ØAgriculture urbaineØ est une expression qui semble assez paradoxale au premier abord la ville étant définie en dehors de l'agriculture. Pourtant, l'association de ces deux termes a priori antinomiques désigne une pratique bien réelle et qui prend sa source au coeur d'anciennes civilisations. Des fouilles archéologiques ont ainsi révélé de vastes systèmes agricoles (réseaux d'irrigation, systèmes de rotation des cultures, potagers et vergers) au sein d'importantes zones urbaines, qu'ils s'agissent de cités grecques du IVème siècle avant J.C., de villes fortifiées de l'Europe médiévale ou de métropoles aztèques datant de plus de quatre mille ans ( Oboulo.com, 2008).
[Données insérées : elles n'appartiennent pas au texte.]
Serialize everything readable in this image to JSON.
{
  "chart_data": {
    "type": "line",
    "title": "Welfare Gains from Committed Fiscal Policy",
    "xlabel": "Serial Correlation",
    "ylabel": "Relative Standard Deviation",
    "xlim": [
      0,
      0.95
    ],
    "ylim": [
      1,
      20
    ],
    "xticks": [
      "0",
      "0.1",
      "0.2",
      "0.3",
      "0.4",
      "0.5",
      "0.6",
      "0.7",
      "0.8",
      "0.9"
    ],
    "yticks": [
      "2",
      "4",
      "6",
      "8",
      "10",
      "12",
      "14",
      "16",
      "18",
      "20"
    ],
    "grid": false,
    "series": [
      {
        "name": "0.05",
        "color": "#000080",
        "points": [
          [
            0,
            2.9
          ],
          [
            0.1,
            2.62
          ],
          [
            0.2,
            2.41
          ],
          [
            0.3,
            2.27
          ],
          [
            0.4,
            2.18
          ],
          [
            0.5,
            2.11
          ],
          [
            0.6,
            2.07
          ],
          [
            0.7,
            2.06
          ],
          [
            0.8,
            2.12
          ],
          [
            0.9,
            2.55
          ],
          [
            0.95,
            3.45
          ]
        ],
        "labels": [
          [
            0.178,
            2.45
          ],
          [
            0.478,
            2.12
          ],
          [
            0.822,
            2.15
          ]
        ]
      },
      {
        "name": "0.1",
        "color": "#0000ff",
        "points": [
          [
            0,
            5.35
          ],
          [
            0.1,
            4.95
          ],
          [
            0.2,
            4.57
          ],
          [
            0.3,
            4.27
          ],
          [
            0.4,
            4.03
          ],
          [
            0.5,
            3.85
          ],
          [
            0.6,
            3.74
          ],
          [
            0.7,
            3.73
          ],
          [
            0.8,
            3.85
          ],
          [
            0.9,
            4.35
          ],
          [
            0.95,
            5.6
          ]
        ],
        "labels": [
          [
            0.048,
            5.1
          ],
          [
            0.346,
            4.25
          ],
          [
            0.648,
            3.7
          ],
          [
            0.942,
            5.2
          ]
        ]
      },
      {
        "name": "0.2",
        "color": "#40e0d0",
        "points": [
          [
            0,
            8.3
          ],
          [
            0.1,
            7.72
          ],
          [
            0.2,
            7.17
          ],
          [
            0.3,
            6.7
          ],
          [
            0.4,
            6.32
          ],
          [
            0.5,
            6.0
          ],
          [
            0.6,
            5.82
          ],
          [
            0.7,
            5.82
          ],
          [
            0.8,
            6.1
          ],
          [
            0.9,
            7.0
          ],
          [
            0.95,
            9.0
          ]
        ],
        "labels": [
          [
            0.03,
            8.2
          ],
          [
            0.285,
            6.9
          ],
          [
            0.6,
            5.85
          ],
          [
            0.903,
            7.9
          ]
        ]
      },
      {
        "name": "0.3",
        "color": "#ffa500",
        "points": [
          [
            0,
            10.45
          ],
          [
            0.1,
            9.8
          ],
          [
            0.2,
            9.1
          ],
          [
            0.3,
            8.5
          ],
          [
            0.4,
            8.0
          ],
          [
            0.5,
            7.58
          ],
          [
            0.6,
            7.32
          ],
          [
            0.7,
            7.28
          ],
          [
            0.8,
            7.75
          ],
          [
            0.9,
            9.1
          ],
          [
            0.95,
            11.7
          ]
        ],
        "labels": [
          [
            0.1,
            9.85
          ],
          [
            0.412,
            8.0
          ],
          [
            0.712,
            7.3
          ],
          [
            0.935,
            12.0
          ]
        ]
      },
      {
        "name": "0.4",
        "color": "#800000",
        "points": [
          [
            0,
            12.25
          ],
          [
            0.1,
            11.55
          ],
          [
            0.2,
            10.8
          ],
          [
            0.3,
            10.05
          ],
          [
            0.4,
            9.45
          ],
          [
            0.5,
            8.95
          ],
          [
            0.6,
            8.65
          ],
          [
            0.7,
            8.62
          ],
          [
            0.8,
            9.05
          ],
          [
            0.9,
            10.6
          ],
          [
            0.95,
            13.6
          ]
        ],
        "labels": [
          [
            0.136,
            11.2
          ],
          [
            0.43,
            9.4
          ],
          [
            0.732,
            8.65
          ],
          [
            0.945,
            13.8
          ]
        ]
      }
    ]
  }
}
Il y a 4000 ans, dans les villes semi désertiques de perse, une forme d'agriculture intensive y était pratiquée et elle utilisait les déchets de la communauté comme terreau (Vijoen A., et al. 2005, p.IX).

5 On entend par agriculture durable une agriculture qui, dans ses processus de développement, est économiquement viable, socialement vivable et qui préserve les ressources écologiques, pour le présent et pour le futur (notion de solidarité intergénérationnelle issue du rapport Bruntland « Our Common Future » de 1987).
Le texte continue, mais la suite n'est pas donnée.